Demeulemeester ist einer der Initiatoren von „Maai mei niet“ – frei übersetzt: Mai mäht nicht. In privaten Gärten und öffentlichen Parks in Belgien soll der Rasen stehen bleiben, um Bienen und anderen Insekten mehr Lebensraum zu bieten. „Butterblumen, Gänseblümchen und Löwenzahn sind wahre Nektar-Champions“, so Demeulemeester. Forscher der Universität im britischen Bristol untersuchten zuletzt das Nektarangebot im urbanen Raum. Eines ihrer Ergebnisse: In Städten stammen 85 Prozent der Nektarmenge aus privaten Gärten.

"No Mow May"

Die Idee im Kampf gegen das Bienensterben stammt ursprünglich aus Großbritannien. Dort setzt sich die Bewegung „No Mow May“ – kein Mähen im Mai – seit zwei Jahren für höheres Gras im Garten ein. Demeulemeester und seine Mitstreiter haben die Initiative nun erstmals nach Belgien geholt. Allein in Belgiens nördlicher Region Flandern stellen Gärten und Parks rund zehn Prozent der Oberfläche. „Flandern ist eine der trockensten Regionen Europas, das trifft auch viele Tiere und Pflanzen“, erläutert Demeulemeester. Unter höherem Gras speichert der Boden nicht nur die Feuchtigkeit besser, auch die Artenvielfalt insgesamt wird gestärkt.

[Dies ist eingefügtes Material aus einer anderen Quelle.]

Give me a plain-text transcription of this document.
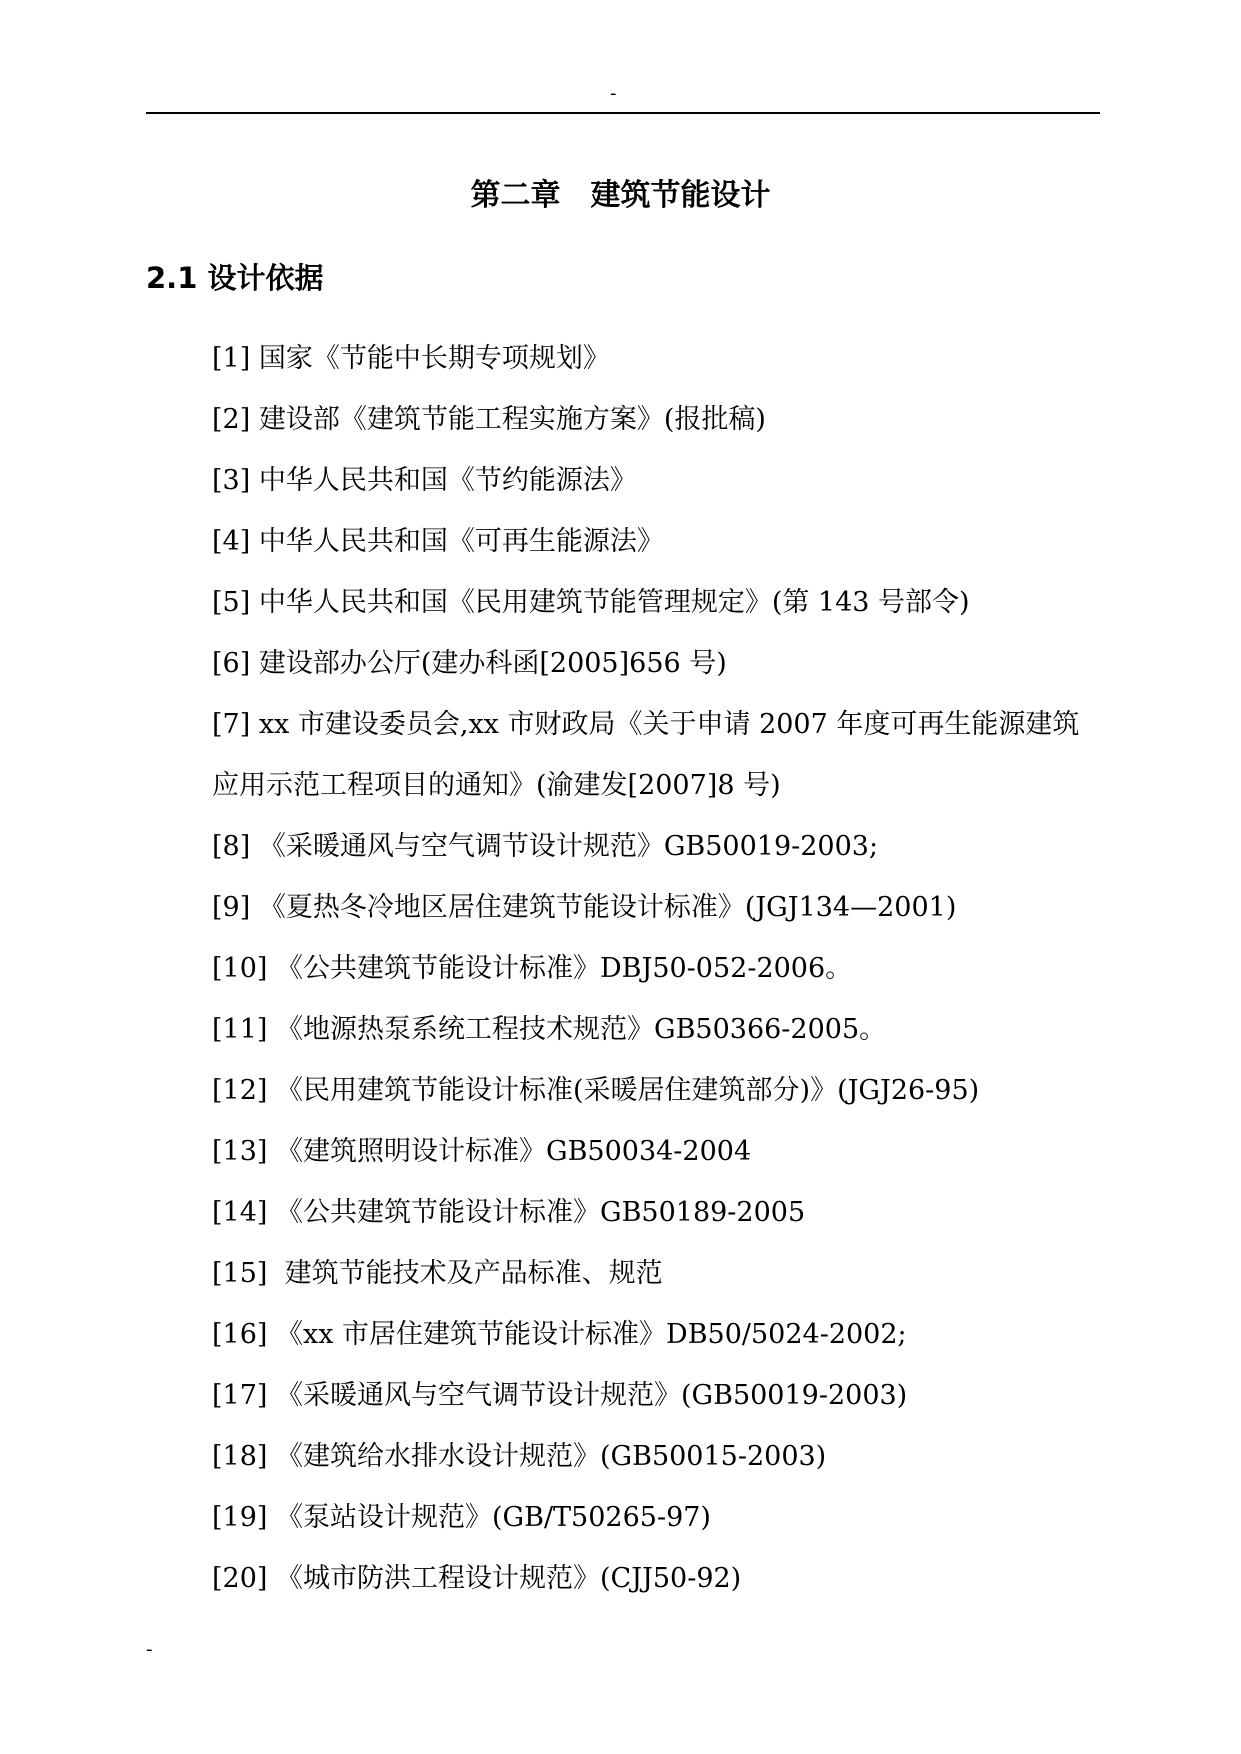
-
第二章　建筑节能设计
2.1 设计依据
[1] 国家《节能中长期专项规划》
[2] 建设部《建筑节能工程实施方案》(报批稿)
[3] 中华人民共和国《节约能源法》
[4] 中华人民共和国《可再生能源法》
[5] 中华人民共和国《民用建筑节能管理规定》(第 143 号部令)
[6] 建设部办公厅(建办科函[2005]656 号)
[7] xx 市建设委员会,xx 市财政局《关于申请 2007 年度可再生能源建筑应用示范工程项目的通知》(渝建发[2007]8 号)
[8] 《采暖通风与空气调节设计规范》GB50019-2003;
[9] 《夏热冬冷地区居住建筑节能设计标准》(JGJ134—2001)
[10] 《公共建筑节能设计标准》DBJ50-052-2006。
[11] 《地源热泵系统工程技术规范》GB50366-2005。
[12] 《民用建筑节能设计标准(采暖居住建筑部分)》(JGJ26-95)
[13] 《建筑照明设计标准》GB50034-2004
[14] 《公共建筑节能设计标准》GB50189-2005
[15]  建筑节能技术及产品标准、规范
[16] 《xx 市居住建筑节能设计标准》DB50/5024-2002;
[17] 《采暖通风与空气调节设计规范》(GB50019-2003)
[18] 《建筑给水排水设计规范》(GB50015-2003)
[19] 《泵站设计规范》(GB/T50265-97)
[20] 《城市防洪工程设计规范》(CJJ50-92)
-
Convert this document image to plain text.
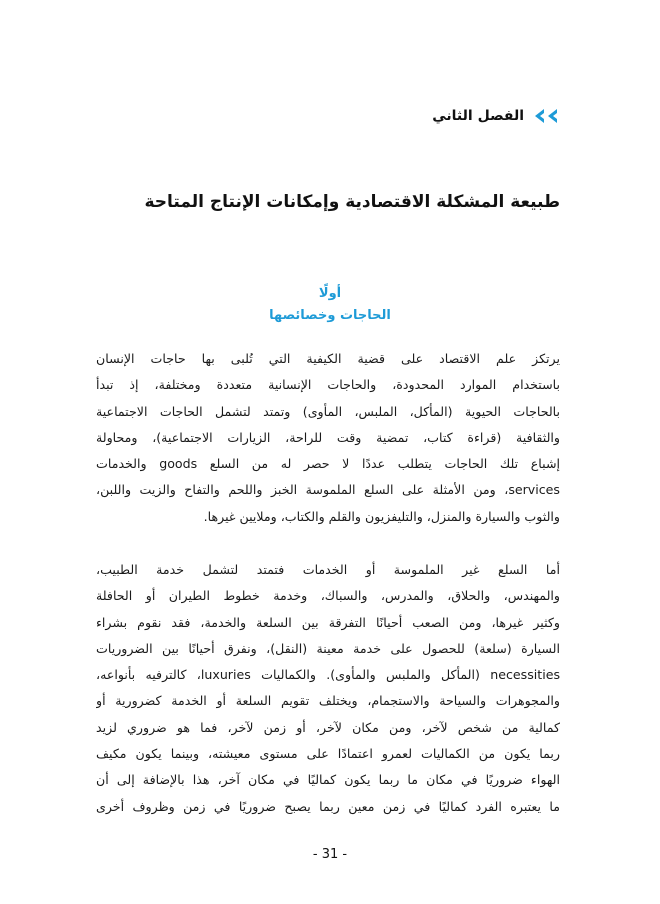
الفصل الثاني
طبيعة المشكلة الاقتصادية وإمكانات الإنتاج المتاحة
أولًا
الحاجات وخصائصها
يرتكز علم الاقتصاد على قضية الكيفية التي تُلبى بها حاجات الإنسان
باستخدام الموارد المحدودة، والحاجات الإنسانية متعددة ومختلفة، إذ تبدأ
بالحاجات الحيوية (المأكل، الملبس، المأوى) وتمتد لتشمل الحاجات الاجتماعية
والثقافية (قراءة كتاب، تمضية وقت للراحة، الزيارات الاجتماعية)، ومحاولة
إشباع تلك الحاجات يتطلب عددًا لا حصر له من السلع goods والخدمات
services، ومن الأمثلة على السلع الملموسة الخبز واللحم والتفاح والزيت واللبن،
والثوب والسيارة والمنزل، والتليفزيون والقلم والكتاب، وملايين غيرها.
أما السلع غير الملموسة أو الخدمات فتمتد لتشمل خدمة الطبيب،
والمهندس، والحلاق، والمدرس، والسباك، وخدمة خطوط الطيران أو الحافلة
وكثير غيرها، ومن الصعب أحيانًا التفرقة بين السلعة والخدمة، فقد نقوم بشراء
السيارة (سلعة) للحصول على خدمة معينة (النقل)، ونفرق أحيانًا بين الضروريات
necessities (المأكل والملبس والمأوى). والكماليات luxuries، كالترفيه بأنواعه،
والمجوهرات والسياحة والاستجمام، ويختلف تقويم السلعة أو الخدمة كضرورية أو
كمالية من شخص لآخر، ومن مكان لآخر، أو زمن لآخر، فما هو ضروري لزيد
ربما يكون من الكماليات لعمرو اعتمادًا على مستوى معيشته، وبينما يكون مكيف
الهواء ضروريًا في مكان ما ربما يكون كماليًا في مكان آخر، هذا بالإضافة إلى أن
ما يعتبره الفرد كماليًا في زمن معين ربما يصبح ضروريًا في زمن وظروف أخرى
- 31 -
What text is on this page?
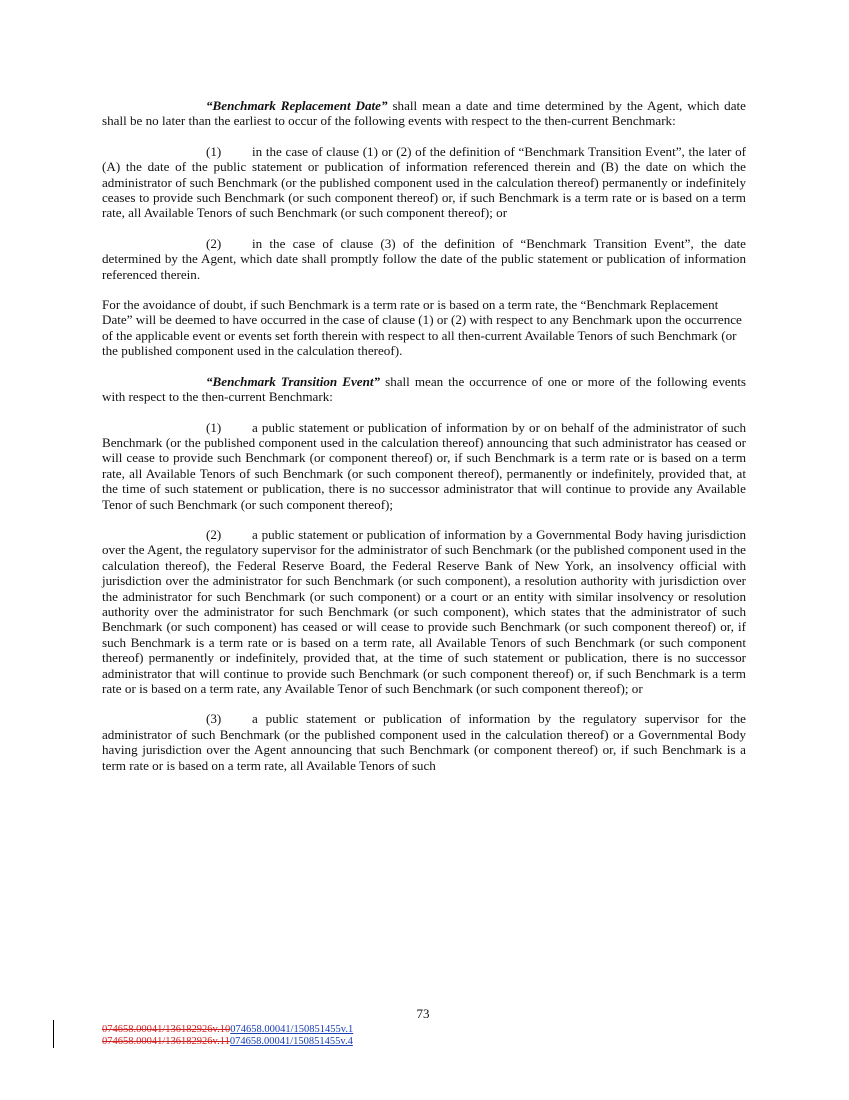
“Benchmark Replacement Date” shall mean a date and time determined by the Agent, which date shall be no later than the earliest to occur of the following events with respect to the then-current Benchmark:

(1) in the case of clause (1) or (2) of the definition of “Benchmark Transition Event”, the later of (A) the date of the public statement or publication of information referenced therein and (B) the date on which the administrator of such Benchmark (or the published component used in the calculation thereof) permanently or indefinitely ceases to provide such Benchmark (or such component thereof) or, if such Benchmark is a term rate or is based on a term rate, all Available Tenors of such Benchmark (or such component thereof); or

(2) in the case of clause (3) of the definition of “Benchmark Transition Event”, the date determined by the Agent, which date shall promptly follow the date of the public statement or publication of information referenced therein.

For the avoidance of doubt, if such Benchmark is a term rate or is based on a term rate, the “Benchmark Replacement Date” will be deemed to have occurred in the case of clause (1) or (2) with respect to any Benchmark upon the occurrence of the applicable event or events set forth therein with respect to all then-current Available Tenors of such Benchmark (or the published component used in the calculation thereof).

“Benchmark Transition Event” shall mean the occurrence of one or more of the following events with respect to the then-current Benchmark:

(1) a public statement or publication of information by or on behalf of the administrator of such Benchmark (or the published component used in the calculation thereof) announcing that such administrator has ceased or will cease to provide such Benchmark (or component thereof) or, if such Benchmark is a term rate or is based on a term rate, all Available Tenors of such Benchmark (or such component thereof), permanently or indefinitely, provided that, at the time of such statement or publication, there is no successor administrator that will continue to provide any Available Tenor of such Benchmark (or such component thereof);

(2) a public statement or publication of information by a Governmental Body having jurisdiction over the Agent, the regulatory supervisor for the administrator of such Benchmark (or the published component used in the calculation thereof), the Federal Reserve Board, the Federal Reserve Bank of New York, an insolvency official with jurisdiction over the administrator for such Benchmark (or such component), a resolution authority with jurisdiction over the administrator for such Benchmark (or such component) or a court or an entity with similar insolvency or resolution authority over the administrator for such Benchmark (or such component), which states that the administrator of such Benchmark (or such component) has ceased or will cease to provide such Benchmark (or such component thereof) or, if such Benchmark is a term rate or is based on a term rate, all Available Tenors of such Benchmark (or such component thereof) permanently or indefinitely, provided that, at the time of such statement or publication, there is no successor administrator that will continue to provide such Benchmark (or such component thereof) or, if such Benchmark is a term rate or is based on a term rate, any Available Tenor of such Benchmark (or such component thereof); or

(3) a public statement or publication of information by the regulatory supervisor for the administrator of such Benchmark (or the published component used in the calculation thereof) or a Governmental Body having jurisdiction over the Agent announcing that such Benchmark (or component thereof) or, if such Benchmark is a term rate or is based on a term rate, all Available Tenors of such

73
074658.00041/136182926v.10074658.00041/150851455v.1
074658.00041/136182926v.11074658.00041/150851455v.4
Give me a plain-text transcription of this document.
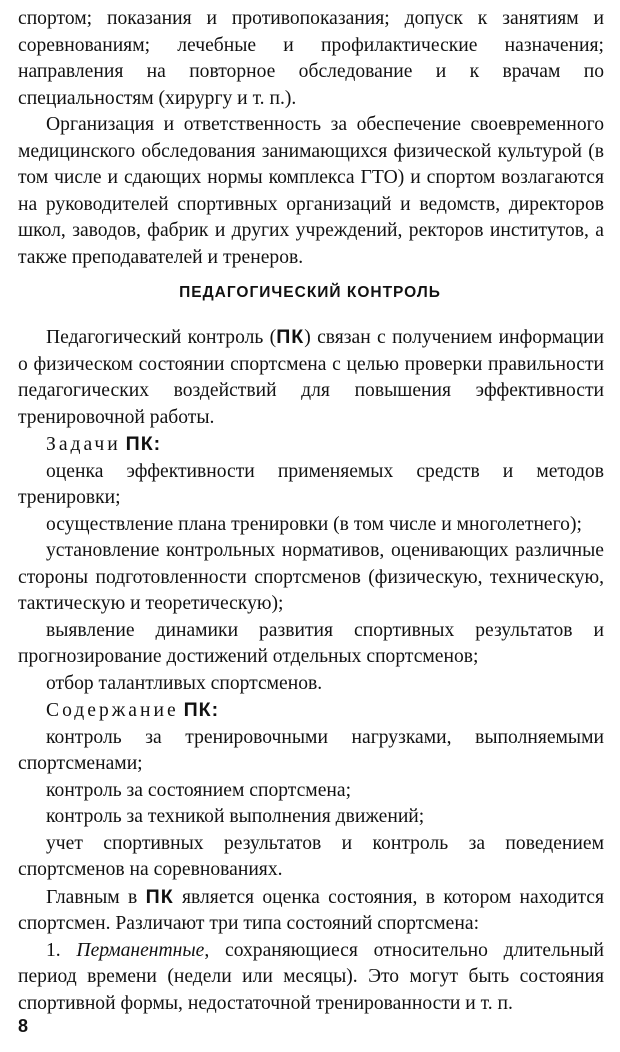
спортом; показания и противопоказания; допуск к занятиям и соревнованиям; лечебные и профилактические назначения; направления на повторное обследование и к врачам по специальностям (хирургу и т. п.).

Организация и ответственность за обеспечение своевременного медицинского обследования занимающихся физической культурой (в том числе и сдающих нормы комплекса ГТО) и спортом возлагаются на руководителей спортивных организаций и ведомств, директоров школ, заводов, фабрик и других учреждений, ректоров институтов, а также преподавателей и тренеров.

ПЕДАГОГИЧЕСКИЙ КОНТРОЛЬ

Педагогический контроль (ПК) связан с получением информации о физическом состоянии спортсмена с целью проверки правильности педагогических воздействий для повышения эффективности тренировочной работы.

Задачи ПК:

оценка эффективности применяемых средств и методов тренировки;

осуществление плана тренировки (в том числе и многолетнего);

установление контрольных нормативов, оценивающих различные стороны подготовленности спортсменов (физическую, техническую, тактическую и теоретическую);

выявление динамики развития спортивных результатов и прогнозирование достижений отдельных спортсменов;

отбор талантливых спортсменов.

Содержание ПК:

контроль за тренировочными нагрузками, выполняемыми спортсменами;

контроль за состоянием спортсмена;

контроль за техникой выполнения движений;

учет спортивных результатов и контроль за поведением спортсменов на соревнованиях.

Главным в ПК является оценка состояния, в котором находится спортсмен. Различают три типа состояний спортсмена:

1. Перманентные, сохраняющиеся относительно длительный период времени (недели или месяцы). Это могут быть состояния спортивной формы, недостаточной тренированности и т. п.

8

Das Mähmoratorium wird nicht nur von Umweltverbänden und Parteien unterstützt. In Belgien, wo vieles gern zerfasert zwischen der niederländischsprachigen Region Flandern im Norden und der frankophone Wallonie im Süden, eint das Umweltprojekt über Sprachgrenzen hinweg. „Wir hören immer nur von Klimakatastrophe und Umweltzerstörung, hier bei unserem Mähstopp kann jeder einen kleinen, effektiven Beitrag für die Bewahrung der Natur leisten – durch Nichtstun“, sagt Demeulemeester.

Bodensonden

Er selbst arbeitet als Journalist beim renommierten belgischen Polit-Magazin „Knack“. Die Zeitschrift unterstützt das Umweltprojekt. Zuvor hatten schon die Kollegen von der Zeitung „De Standaard“ ein Klimaprojekt mit vorangetrieben: 5000 Hobbyforscher messen in ihren Gärten für sechs Monate mit einer kleinen Bodensonde Temperatur, Feuchtigkeit und Sonnenstunden, um dadurch mehr Daten über den Klimawandel zu sammeln. „Wir wollen nicht immer nur Probleme beschreiben, sondern auch Lösungen anbieten“, benennt Journalist Demeulemeester das Motiv. Constructive Journalism – konstruktiver Journalismus – heißt der Ansatz, der ursprünglich aus Dänemark kommt und sich in Belgiens Medien in der Unterstützung vieler Naturschutzprojekte niederschlägt.

Tausende machen mit

Mehrere Tausend Gartenbesitzer haben sich allein in der Region Flandern für die Mai-Mähstopp-Kampagne eingeschrieben. Zum Ende der Aktion gibt’s für die Gartenbesitzer eine kleine Belohnung: Wer Blumen und Blüten auf einem Quadratmeter in seinem Garten zählt und per App an die Initiative schickt, erhält umgehend seinen eigenen Nektar-Score zurück, eine Art Honig-Wert als unmittelbare süße Leistung für den Umweltschutz. „So erhält jeder einen messbaren Beitrag für seinen Einsatz“, erläutert Demeulemeester. Tipps für einen bunteren Garten gibt’s obendrein.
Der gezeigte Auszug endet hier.